My family has dealt with my adult son’s mental illness and addiction as he has bounced between manic periods fueled by drugs and calm episodes between. For a very long time, my son’s father (we divorced when he was five) provided moral and financial support, encouragement, and pep talks. He stepped up with job leads and money to help purchase a car and pay for rehab and legal fees. He traveled to spend time with his son, and during one visit, they adopted a friendly, rambunctious dog from the local animal shelter. That dog has provided my son with companionship and unconditional love—two positives currently in short supply in his life.

My son’s older sister and her husband also hung in for many years. Once, they shipped a used car cross country. My son-in-law, who works in entertainment, recommended my son to help with events scheduled near his hometown. During one gig, my son relapsed and was fired on the spot. That ended my son-in-law’s willingness to help. “Enough,” he said.

For many years my daughter listened to her brother’s tales of woe and tried to provide support and encouragement. However, little changed in her brother’s behavior. She began to distance herself more and more. In the past, I often burdened her with my fears and worries. Eventually, I realized that dumping my angst was selfish and could damage our relationship. So I stopped. We rarely talk about her brother. I believe that they still communicate occasionally, but I don’t pry.

At this point, both my son’s father and sister have detached. I believe that they both love him but realize that they’re powerless. I’ve been involved in a twelve-step recovery program for loved ones long enough to know that I’m powerless as well. Yet, I waiver between enabling and letting go. Recently, Dear Abby wrote about the difference between being softhearted and softheaded. I’m both, depending on my son’s latest circumstance. Unfortunately, currently he’s homeless. Another disaster.

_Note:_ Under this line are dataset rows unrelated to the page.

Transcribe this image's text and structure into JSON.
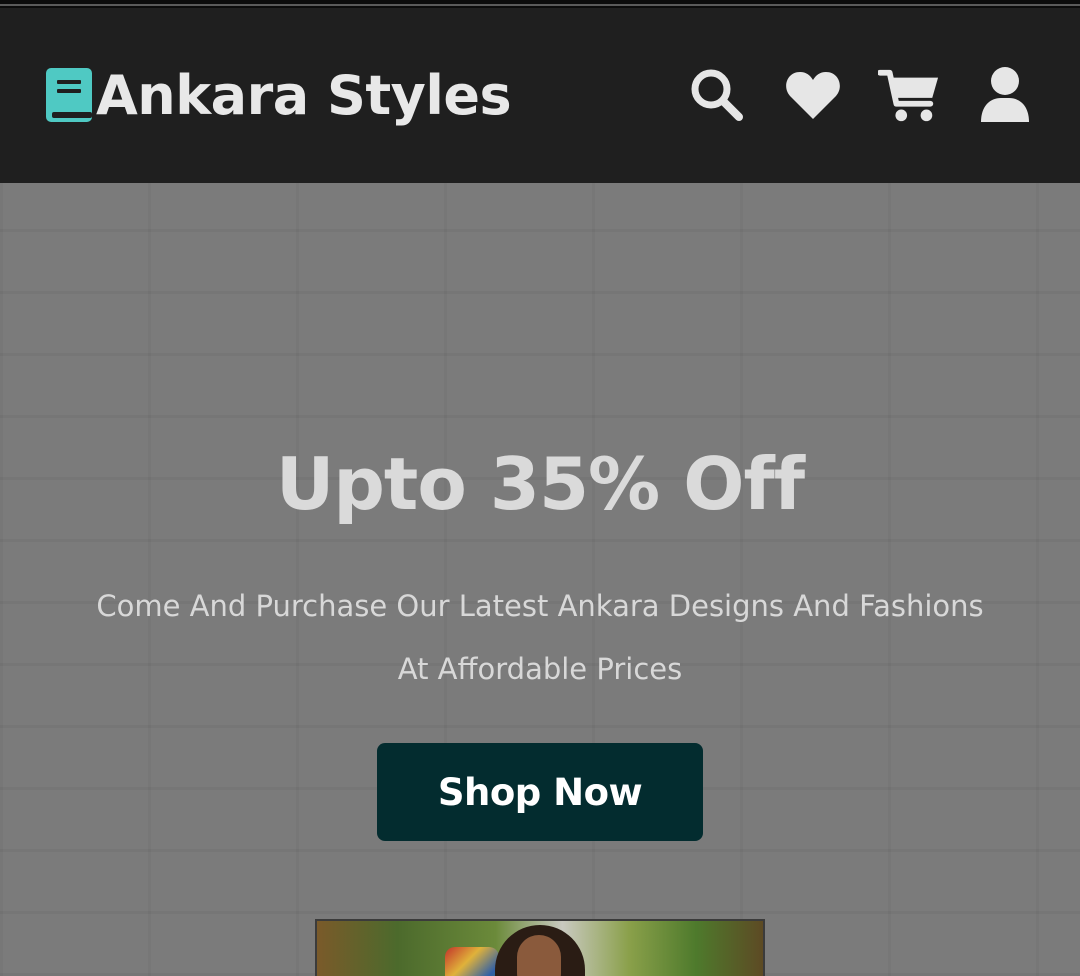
{
  "header": {
    "brand": "Ankara Styles",
    "logo_icon": "book-icon",
    "icons": [
      {
        "name": "search-icon",
        "label": "Search"
      },
      {
        "name": "heart-icon",
        "label": "Wishlist"
      },
      {
        "name": "cart-icon",
        "label": "Cart"
      },
      {
        "name": "user-icon",
        "label": "Account"
      }
    ]
  },
  "hero": {
    "headline": "Upto 35% Off",
    "subtext_line1": "Come And Purchase Our Latest Ankara Designs And Fashions",
    "subtext_line2": "At Affordable Prices",
    "cta_label": "Shop Now"
  },
  "colors": {
    "header_bg": "#1f1f1f",
    "logo_accent": "#4fc9c3",
    "hero_bg": "#7b7b7b",
    "cta_bg": "#032c2f",
    "cta_text": "#ffffff"
  }
}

What to do, or not do? Ignore the situation or once again step in to help? I decide to pay for a hotel room for a week to buy him some time. I try not to beat myself up for caving in again. My sponsor reminds me that my decisions aren’t a one-and-done. Each situation is different. Then again, I remember hearing, “Well, when you know better, you do better.” By now, I definitely should know better. Still, I waver. Softhearted or softheaded? That’s the dilemma of this family disease. At least that’s been the case for me.